In the present work, MHC-PA and MHC-STPP were successfuly synthesized by the environmental friendly hydrothermal method at 95 °C low temperature, using phytic acid and sodium tripolyphosphate as modifiers, respectivly. The morphology, structure, surface composition of MHC-PA and MHC-STPP were characterized. The results showed that the hydrogen bonding between phytic acid and carbon microsphere made the PA modified hydrothermal carbon stick obviously and the sodium tripolyphosphate functionalization reduces the particle size of the hydrothermal carbon to nanometer level, but the surface morphology has no significant effect. Phytic acid and sodium tripolyphosphate only react with the surface groups of the hydrothermal carbon microspheres.

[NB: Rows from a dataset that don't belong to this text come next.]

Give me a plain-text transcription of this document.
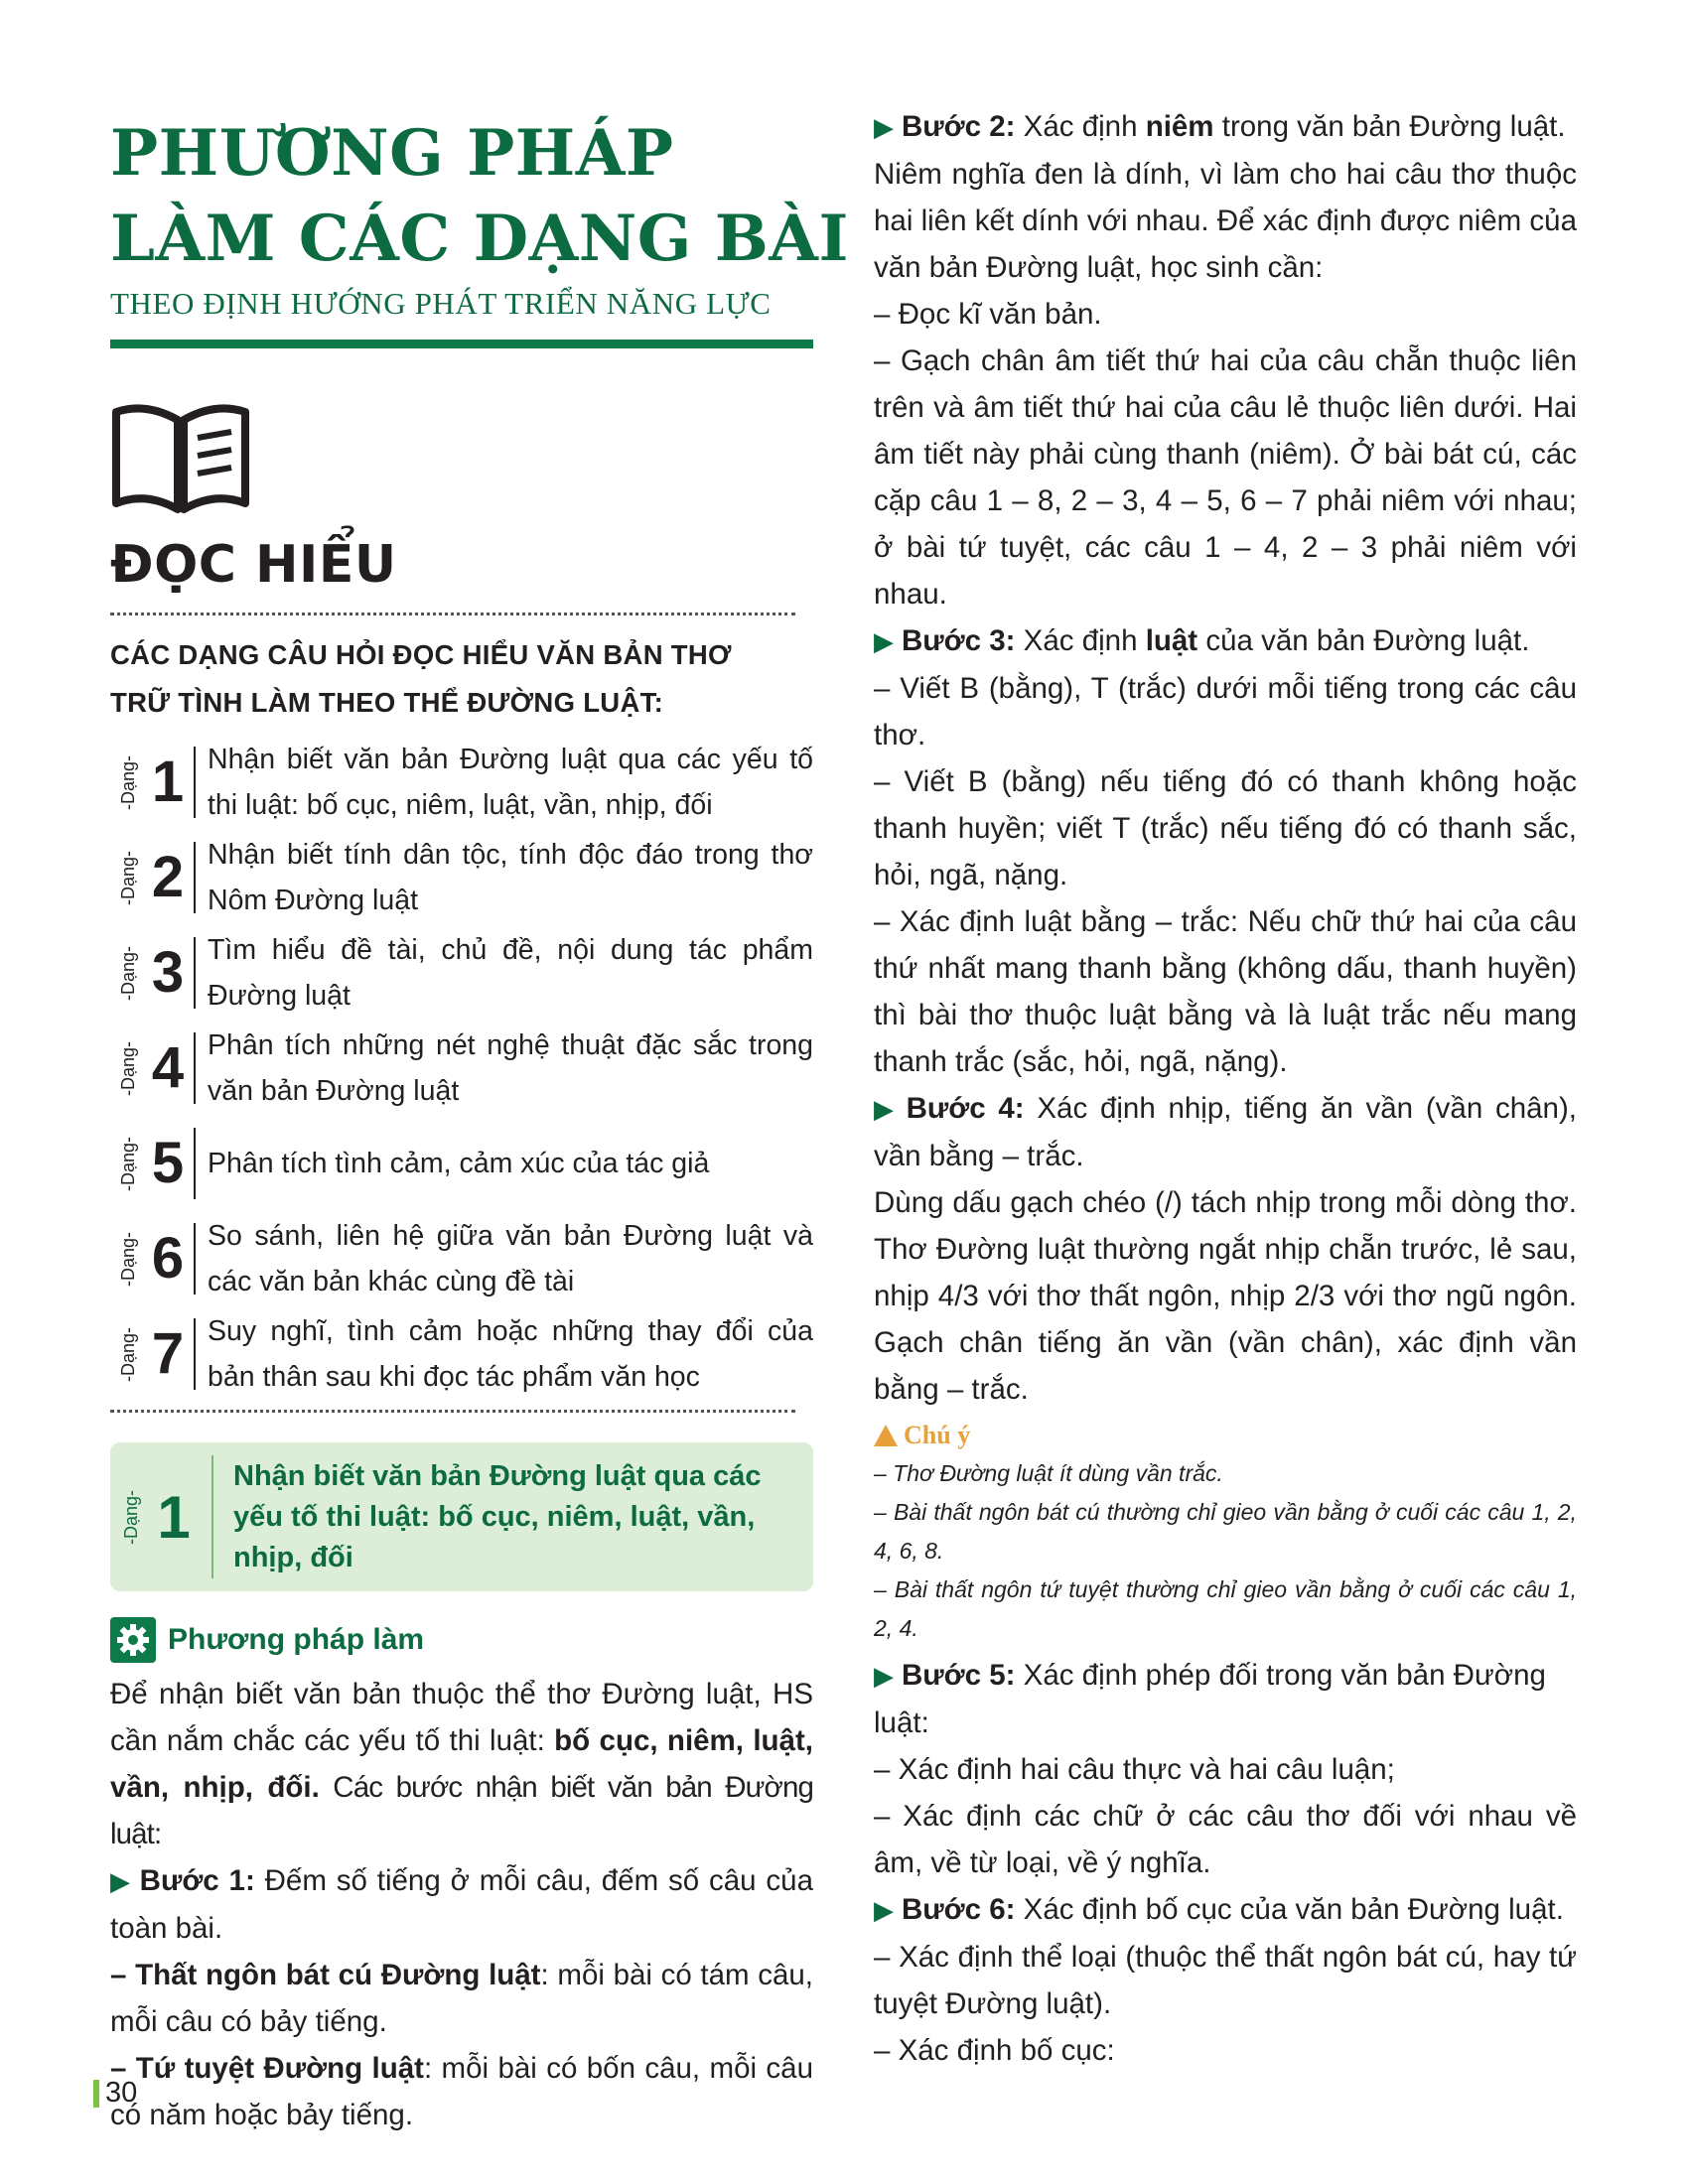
PHƯƠNG PHÁP
LÀM CÁC DẠNG BÀI
THEO ĐỊNH HƯỚNG PHÁT TRIỂN NĂNG LỰC
ĐỌC HIỂU
CÁC DẠNG CÂU HỎI ĐỌC HIỂU VĂN BẢN THƠ
TRỮ TÌNH LÀM THEO THỂ ĐƯỜNG LUẬT:
-Dạng- 1 Nhận biết văn bản Đường luật qua các yếu tố thi luật: bố cục, niêm, luật, vần, nhịp, đối
-Dạng- 2 Nhận biết tính dân tộc, tính độc đáo trong thơ Nôm Đường luật
-Dạng- 3 Tìm hiểu đề tài, chủ đề, nội dung tác phẩm Đường luật
-Dạng- 4 Phân tích những nét nghệ thuật đặc sắc trong văn bản Đường luật
-Dạng- 5 Phân tích tình cảm, cảm xúc của tác giả
-Dạng- 6 So sánh, liên hệ giữa văn bản Đường luật và các văn bản khác cùng đề tài
-Dạng- 7 Suy nghĩ, tình cảm hoặc những thay đổi của bản thân sau khi đọc tác phẩm văn học
-Dạng- 1
Nhận biết văn bản Đường luật qua các yếu tố thi luật: bố cục, niêm, luật, vần, nhịp, đối
Phương pháp làm

Để nhận biết văn bản thuộc thể thơ Đường luật, HS cần nắm chắc các yếu tố thi luật: bố cục, niêm, luật, vần, nhịp, đối. Các bước nhận biết văn bản Đường luật:

▶ Bước 1: Đếm số tiếng ở mỗi câu, đếm số câu của toàn bài.

– Thất ngôn bát cú Đường luật: mỗi bài có tám câu, mỗi câu có bảy tiếng.

– Tứ tuyệt Đường luật: mỗi bài có bốn câu, mỗi câu có năm hoặc bảy tiếng.

▶ Bước 2: Xác định niêm trong văn bản Đường luật.

Niêm nghĩa đen là dính, vì làm cho hai câu thơ thuộc hai liên kết dính với nhau. Để xác định được niêm của văn bản Đường luật, học sinh cần:

– Đọc kĩ văn bản.

– Gạch chân âm tiết thứ hai của câu chẵn thuộc liên trên và âm tiết thứ hai của câu lẻ thuộc liên dưới. Hai âm tiết này phải cùng thanh (niêm). Ở bài bát cú, các cặp câu 1 – 8, 2 – 3, 4 – 5, 6 – 7 phải niêm với nhau; ở bài tứ tuyệt, các câu 1 – 4, 2 – 3 phải niêm với nhau.

▶ Bước 3: Xác định luật của văn bản Đường luật.

– Viết B (bằng), T (trắc) dưới mỗi tiếng trong các câu thơ.

– Viết B (bằng) nếu tiếng đó có thanh không hoặc thanh huyền; viết T (trắc) nếu tiếng đó có thanh sắc, hỏi, ngã, nặng.

– Xác định luật bằng – trắc: Nếu chữ thứ hai của câu thứ nhất mang thanh bằng (không dấu, thanh huyền) thì bài thơ thuộc luật bằng và là luật trắc nếu mang thanh trắc (sắc, hỏi, ngã, nặng).

▶ Bước 4: Xác định nhịp, tiếng ăn vần (vần chân), vần bằng – trắc.

Dùng dấu gạch chéo (/) tách nhịp trong mỗi dòng thơ. Thơ Đường luật thường ngắt nhịp chẵn trước, lẻ sau, nhịp 4/3 với thơ thất ngôn, nhịp 2/3 với thơ ngũ ngôn. Gạch chân tiếng ăn vần (vần chân), xác định vần bằng – trắc.

Chú ý

– Thơ Đường luật ít dùng vần trắc.

– Bài thất ngôn bát cú thường chỉ gieo vần bằng ở cuối các câu 1, 2, 4, 6, 8.

– Bài thất ngôn tứ tuyệt thường chỉ gieo vần bằng ở cuối các câu 1, 2, 4.

▶ Bước 5: Xác định phép đối trong văn bản Đường luật:

– Xác định hai câu thực và hai câu luận;

– Xác định các chữ ở các câu thơ đối với nhau về âm, về từ loại, về ý nghĩa.

▶ Bước 6: Xác định bố cục của văn bản Đường luật.

– Xác định thể loại (thuộc thể thất ngôn bát cú, hay tứ tuyệt Đường luật).

– Xác định bố cục:

30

Adsorption performance of MHC-PA for U(VI) was investigated by batch experiments, including the influence of pH, absorbent dose, initial uranium concentration, contact time and temperature on adsorption. The adsorption results showed that the maximum adsorption capacity increased from 53 of MHC-COOH to 382 mg/g of MHC-PA by functional modification of PA. The adsorption process of uranium is more in line with Langmuir isothermal model and Pseudo-second-order kinetic model, which shows that the adsorption process is dominated by monolayer chemical adsorption process and physical adsorption. The thermodynamic analysis showed that the adsorption process of U(VI) by MHC-PA was endothermic and spontaneous. The main adsorption mechanism of MHC-PA for U(VI) mainly the chelation of U(VI) with P=O, P–OH functional group and the electrostatic action.

In all, MHC-PA would be an promising adsorbent with excellent adsorption performance, eco friendliness and cost effectiveness for removal U(VI) from aqueous solution.